Wednesday, August 27, 2008

We'll Create the Cure; We Made the Disease

In general, the reaction to Hillary Clinton's speech at the DNC seems to be very positive. Most of the usual suspects among the talking head TV crowd were raving about it last night and even today the consensus seems to be that she delivered the goods.

Personally, I found it appalling. Sure, her delivery was sound, but don't the words matter? She tried to throw in a few uplifting remarks, but overall the tone of her rhetoric was relentlessly negative.

These days Democrats seems incapable of saying more than four sentences without extolling the latest example of victimhood, but Hillary's pity parade was truly pathetic:

I will always remember the single mom who had adopted two kids with autism. She didn't have any health insurance, and she discovered she had cancer. But she greeted me with her bald head, painted with my name on it, and asked me to fight for health care for her and her children.

(APPLAUSE)

I will always remember the young man in a Marine Corps T-shirt who waited months for medical care. And he said to me, "Take care of my buddies. A lot of them are still over there. And then will you please take care of me?"

And I will always remember the young boy who told me his mom worked for the minimum wage, that her employer had cut her hours. He said he just didn't know what his family was going to do.


This sort of emotional pandering is simply beyond parody. Biden and Obama are really going to have to dig deep to find more depressing anecdotes than these whoppers that Hillary trotted out last night.

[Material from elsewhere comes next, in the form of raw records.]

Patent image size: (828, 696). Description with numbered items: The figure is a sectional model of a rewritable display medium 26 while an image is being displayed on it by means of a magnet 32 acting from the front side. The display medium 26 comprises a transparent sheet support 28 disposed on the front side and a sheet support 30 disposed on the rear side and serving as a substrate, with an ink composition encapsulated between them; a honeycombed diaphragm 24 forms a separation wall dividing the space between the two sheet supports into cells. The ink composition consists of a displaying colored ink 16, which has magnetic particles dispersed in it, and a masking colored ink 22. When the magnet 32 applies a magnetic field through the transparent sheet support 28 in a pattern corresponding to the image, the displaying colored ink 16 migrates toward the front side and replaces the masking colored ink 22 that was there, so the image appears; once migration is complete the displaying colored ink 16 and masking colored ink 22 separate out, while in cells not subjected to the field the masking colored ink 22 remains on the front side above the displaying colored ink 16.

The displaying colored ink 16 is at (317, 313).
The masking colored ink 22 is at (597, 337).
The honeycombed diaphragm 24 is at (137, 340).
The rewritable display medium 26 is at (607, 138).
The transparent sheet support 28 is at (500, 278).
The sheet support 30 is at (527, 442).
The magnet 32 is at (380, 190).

It's like a high stakes game of pity poker. I'll see your single mom with two adopted kids with autism who has no health care and gets cancer and raise you an African-American lesbian from New Orleans who because of Katrina and high gas prices can't afford to travel to Walter Reed to visit her disabled partner who was wounded in Iraq because of lack of body armor.

Where does this end? And are these seemingly endless tales of "woe is us" really what the American people want to hear from their would-be presidents? Do Democrats really enjoy wallowing in misery like this? They certainly seemed to last night.

And what about the assumption--implicit throughout these pity parties--that the only way that these people, the only way that any of us can be helped is by the government? Are voters really buying that? When Hillary said this:

Most of all, I ran to stand up for all those who have been invisible to their government for eight long years.

She intended it as an indictment of the Bush administration. Besides being demagogic BS, it's a frightening look into the way that people like Hillary view the role of the government. Like a watchful mother duck looking after her ducklings, the government must keep all of us in its sight at all times. If we stray off the path or try to go our own way, it needs to nudge us (gently) back on course. We depend on it for nurture and nourishment and will be safe as long as we stay within its fold. Frankly, I want my visibility to the government to be as limited as possible and visa versa.

So after telling us how awful things were and how only Democrats (read government) could make it better, certain sections of the speech came off as discordant:

We need leaders once again who can tap into that special blend of American confidence and optimism that has enabled generations before us to meet our toughest challenges, leaders who can help us show ourselves and the world that with our ingenuity, creativity, and innovative spirit, there are no limits to what is possible in America.

Wait a second. Where was that confidence and optimism in meeting our toughest challenges earlier in the speech? Are Americans supposed to be confident that Democrats will take care of them and optimistic that they'll win in November? Is this how generations before us met those challenges? I don't recall that the leaders of generations before us led off every speech with a laundry list of misery.

This was a shining example of her demagoguery:

We need a president who understands we can't solve the problems of global warming by giving windfall profits to the oil companies while ignoring opportunities to invest in the new technologies that will build a green economy.

Only a Democrat can define "giving" as not taking away.

There was one line in the speech that seemed designed to elicit both applause and laughter:

Now, with an agenda like that, it makes perfect sense that George Bush and John McCain will be together next week in the Twin Cities, because these days they're awfully hard to tell apart.

That line was so lame that Al Franken didn't even think it was funny.

Maybe I'm just not judging the speech properly. It did succeed it making everyone who heard it feel miserable, so by Democratic standards it was a smashing success. Misery really does love company after all.